彼らにとってはもう慣れ親しんだ(?)森の為、今更どうという事態になることもないだろう。
しかし、そんな中‥‥
「む〜‥‥もう少し力があれば全滅を狙えて‥‥いや、むしろフォーメーションを‥‥」
「あー刃霧さん? あれからずっと悩んでいますね〜」
ぶちぶちと呟きながらアレコレ考えている刃霧を見て、イスネグは軽く苦笑いをしている。
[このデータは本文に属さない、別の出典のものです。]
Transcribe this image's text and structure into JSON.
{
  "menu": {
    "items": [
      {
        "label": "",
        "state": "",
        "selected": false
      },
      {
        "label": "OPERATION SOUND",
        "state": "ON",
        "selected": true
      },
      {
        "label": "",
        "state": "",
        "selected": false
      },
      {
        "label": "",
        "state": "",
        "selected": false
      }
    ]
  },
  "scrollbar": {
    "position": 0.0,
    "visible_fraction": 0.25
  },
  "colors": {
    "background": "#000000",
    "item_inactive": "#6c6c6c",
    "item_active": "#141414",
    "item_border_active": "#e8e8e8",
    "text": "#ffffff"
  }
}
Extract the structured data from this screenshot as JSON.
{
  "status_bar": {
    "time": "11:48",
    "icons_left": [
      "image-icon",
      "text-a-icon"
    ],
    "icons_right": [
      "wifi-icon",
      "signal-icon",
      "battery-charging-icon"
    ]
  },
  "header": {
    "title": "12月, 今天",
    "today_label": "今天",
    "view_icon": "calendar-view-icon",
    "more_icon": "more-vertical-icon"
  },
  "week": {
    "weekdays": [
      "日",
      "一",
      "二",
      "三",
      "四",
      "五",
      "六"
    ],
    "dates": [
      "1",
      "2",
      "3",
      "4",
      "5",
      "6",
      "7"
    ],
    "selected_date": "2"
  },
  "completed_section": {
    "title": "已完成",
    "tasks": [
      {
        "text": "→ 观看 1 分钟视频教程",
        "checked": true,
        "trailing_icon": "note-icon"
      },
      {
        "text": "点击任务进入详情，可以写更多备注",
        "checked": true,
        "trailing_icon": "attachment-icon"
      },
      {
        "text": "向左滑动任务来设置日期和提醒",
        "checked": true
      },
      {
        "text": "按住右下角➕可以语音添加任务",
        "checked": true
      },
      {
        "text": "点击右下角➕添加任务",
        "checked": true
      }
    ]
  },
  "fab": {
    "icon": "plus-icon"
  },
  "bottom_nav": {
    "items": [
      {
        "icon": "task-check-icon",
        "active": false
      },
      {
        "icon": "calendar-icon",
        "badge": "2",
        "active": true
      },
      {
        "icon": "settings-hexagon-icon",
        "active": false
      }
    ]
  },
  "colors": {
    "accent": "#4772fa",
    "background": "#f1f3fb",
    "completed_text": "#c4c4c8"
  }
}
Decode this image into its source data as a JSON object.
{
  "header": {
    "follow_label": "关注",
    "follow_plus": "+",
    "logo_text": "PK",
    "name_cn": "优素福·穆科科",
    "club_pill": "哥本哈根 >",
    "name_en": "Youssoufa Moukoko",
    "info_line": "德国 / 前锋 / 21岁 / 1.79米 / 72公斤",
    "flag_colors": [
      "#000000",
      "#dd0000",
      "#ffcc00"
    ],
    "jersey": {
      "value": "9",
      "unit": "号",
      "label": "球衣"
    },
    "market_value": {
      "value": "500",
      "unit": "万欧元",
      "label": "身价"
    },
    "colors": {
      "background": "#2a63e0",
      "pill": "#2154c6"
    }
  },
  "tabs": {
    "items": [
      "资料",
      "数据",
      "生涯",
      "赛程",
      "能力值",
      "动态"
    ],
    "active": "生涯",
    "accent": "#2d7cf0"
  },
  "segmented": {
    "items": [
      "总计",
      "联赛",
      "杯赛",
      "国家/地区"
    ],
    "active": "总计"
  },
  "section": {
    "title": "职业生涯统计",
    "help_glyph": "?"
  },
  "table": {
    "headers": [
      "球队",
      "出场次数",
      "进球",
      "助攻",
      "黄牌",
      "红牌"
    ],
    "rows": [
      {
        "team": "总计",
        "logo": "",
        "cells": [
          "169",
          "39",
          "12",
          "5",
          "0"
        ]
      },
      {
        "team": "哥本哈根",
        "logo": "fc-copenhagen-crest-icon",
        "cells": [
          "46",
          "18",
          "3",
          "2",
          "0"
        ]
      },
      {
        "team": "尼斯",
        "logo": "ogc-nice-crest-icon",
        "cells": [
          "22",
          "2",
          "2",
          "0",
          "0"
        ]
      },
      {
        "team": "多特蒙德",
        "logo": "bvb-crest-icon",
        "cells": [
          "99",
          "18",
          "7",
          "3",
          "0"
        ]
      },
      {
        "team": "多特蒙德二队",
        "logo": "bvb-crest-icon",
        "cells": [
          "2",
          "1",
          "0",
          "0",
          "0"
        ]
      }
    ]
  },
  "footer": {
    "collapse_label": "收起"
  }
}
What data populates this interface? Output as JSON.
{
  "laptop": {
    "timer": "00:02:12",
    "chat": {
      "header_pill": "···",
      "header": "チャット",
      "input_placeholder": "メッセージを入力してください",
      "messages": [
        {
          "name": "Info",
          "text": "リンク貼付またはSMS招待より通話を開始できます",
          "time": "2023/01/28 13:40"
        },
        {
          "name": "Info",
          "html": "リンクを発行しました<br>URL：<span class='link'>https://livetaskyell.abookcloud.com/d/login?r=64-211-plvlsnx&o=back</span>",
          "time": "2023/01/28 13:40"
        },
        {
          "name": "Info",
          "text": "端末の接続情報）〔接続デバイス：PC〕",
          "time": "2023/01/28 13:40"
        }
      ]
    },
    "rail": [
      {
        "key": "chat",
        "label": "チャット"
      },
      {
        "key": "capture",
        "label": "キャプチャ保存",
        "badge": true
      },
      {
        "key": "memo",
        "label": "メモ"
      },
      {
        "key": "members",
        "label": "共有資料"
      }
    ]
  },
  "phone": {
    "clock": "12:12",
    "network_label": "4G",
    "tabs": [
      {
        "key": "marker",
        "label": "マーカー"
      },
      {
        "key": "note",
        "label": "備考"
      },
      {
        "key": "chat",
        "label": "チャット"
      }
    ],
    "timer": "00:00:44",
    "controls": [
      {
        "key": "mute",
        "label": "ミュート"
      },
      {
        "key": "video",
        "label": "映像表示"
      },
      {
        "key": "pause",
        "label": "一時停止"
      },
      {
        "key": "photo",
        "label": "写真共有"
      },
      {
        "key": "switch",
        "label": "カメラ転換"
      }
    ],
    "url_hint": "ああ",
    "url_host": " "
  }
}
どうやら死神を全滅出来なかった事をまだ悔やんでいる様子である。
「だってだって〜、もう少し練力が続いていたら〜〜!!」
「まあ落ち着きたまえ。とりあえずマリー嬢のカレーが出来るまでこれでも飲んでいなさい」
じたばたと悔やんでいる彼女を宥めるように、そっと紅茶を差し出すエドワード。
周囲には美味しそうなカレーの匂いが漂い始め、皆の空腹を誘い始めている。
「私、こういうのできないんで〜、どうやってやってるか見せてもらうです〜」
「ふふ、そんなに難しい物じゃないわよ? 後はご飯が炊き上がるのを待って‥‥」
「〜〜♪ 何だか良い匂いです〜♪」
アクアがマリーの近くでニコニコと料理の手際を見つめている。
何やらさっきから興味深そうに眺めているが、その目的は料理を覚える為なのか、もしくはただの暇つぶしか‥‥
「ふむ、流石だな‥‥レーションとは全く味が違う。野外料理に慣れているのか」
「ああ、マリーの作る料理はいつでも美味しい。僕は少なくともそう思っている」
「ちょ、ちょっと寿さんに何言ってるのよ!? ‥‥恥ずかしいじゃない」
「は〜い、和泉さん♪ あ〜んですわ♪」
「だ、だからその何て言うか今ここでは‥‥‥‥‥あ〜ん」
「今度こそ〜、今度こそ〜‥‥うふ、おいし♪」
「刃霧嬢を収めるには、美味しい料理も有効と言うわけだな。覚えておこう」
「さてさて、どんな物が出来るのか楽しみだなぁ〜。ま、今はこれを美味しく頂こうか」
「マリーさんのつくるお料理は〜、やっぱり美味しいですね〜♪」
「ふふ‥‥すべて世は事も無し、だね」
こうして、最後の夜更けは過ぎていくのだった‥‥合掌。